Affiliation:
1. Department of Electrical & Computer Engineering National University of Singapore 4 Engineering Drive 3 Singapore 117576 Singapore
2. Center for Intelligent Sensors and MEMS (CISM) National University of Singapore 5 Engineering Drive 1 Singapore 117608 Singapore
3. National University of Singapore Suzhou Research Institute (NUSRI) Suzhou Industrial Park Suzhou 215123 China
4. NUS Graduate School – Integrative Sciences and Engineering Program (ISEP) National University of Singapore Singapore 119077 Singapore
Abstract
AbstractRecent developments in robotics increasingly highlight the importance of sensing technology, especially tactile perception, in enabling robots to effectively engage with their environment and interpret physical interactions. Due to power efficiency and low cost, the triboelectric mechanism has been frequently studied for measuring pressure and identifying materials to enhance robot perception. Nevertheless, there has been limited exploration of using the triboelectric effect to detect curved surfaces, despite their prevalence in daily lives. Here, a triboelectric multimodal tactile sensor (TMTS) of multilayered structural design is proposed to recognize distinct materials, curvatures, and pressure simultaneously, thus decoupling different modalities to enable more accurate detection.

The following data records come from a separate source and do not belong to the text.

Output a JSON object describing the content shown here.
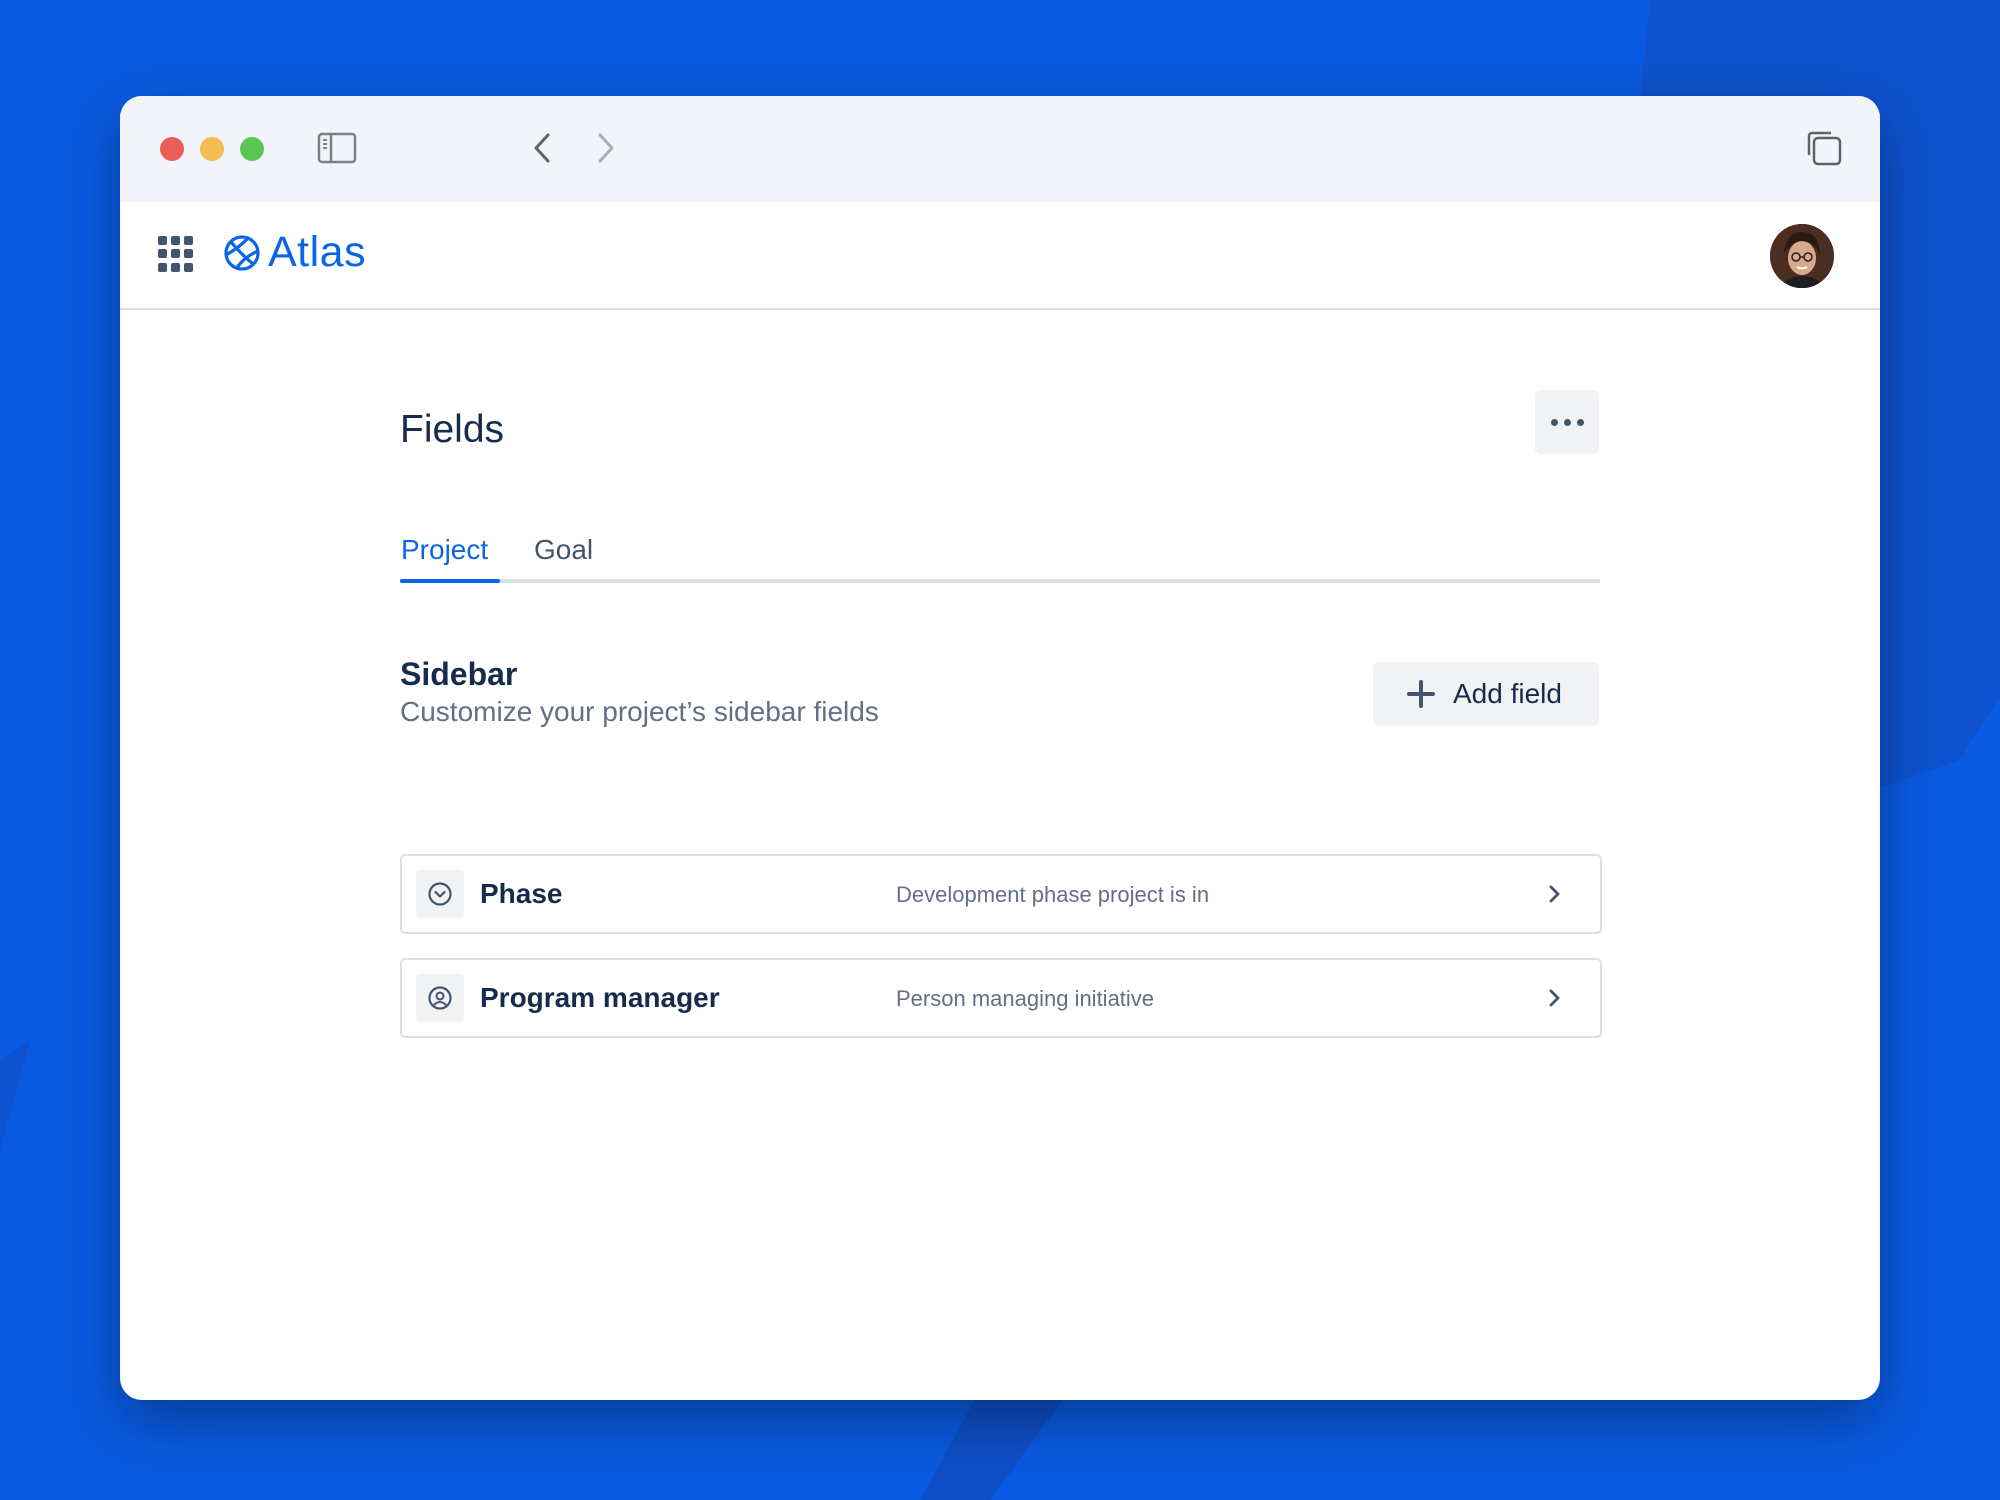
{
  "app": {
    "name": "Atlas",
    "brand_color": "#0c66e4"
  },
  "titlebar": {
    "icons": [
      "sidebar-toggle-icon",
      "back-arrow-icon",
      "forward-arrow-icon",
      "tabs-overview-icon"
    ]
  },
  "page": {
    "title": "Fields",
    "more_icon": "ellipsis-icon"
  },
  "tabs": [
    {
      "label": "Project",
      "active": true
    },
    {
      "label": "Goal",
      "active": false
    }
  ],
  "section": {
    "title": "Sidebar",
    "subtitle": "Customize your project’s sidebar fields",
    "add_button_label": "Add field"
  },
  "fields": [
    {
      "name": "Phase",
      "description": "Development phase project is in",
      "icon": "dropdown-circle-icon"
    },
    {
      "name": "Program manager",
      "description": "Person managing initiative",
      "icon": "person-circle-icon"
    }
  ]
}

By attaching sensors to robotic fingertips and leveraging deep learning analytics, the quantitative curvature measurement provides more precise insights into an object's detailed geometric characteristics rather than merely assessing its overall shape, hence achieving automatic recognition of 12 grasped objects with 99.2% accuracy. The sensor can be further used to accurately recognize the softness of objects under different touch gestures of a robotic hand, achieving a 94.1% accuracy, demonstrating its significant potential for wide‐ranging applications in a future robotic‐enabled intelligent society.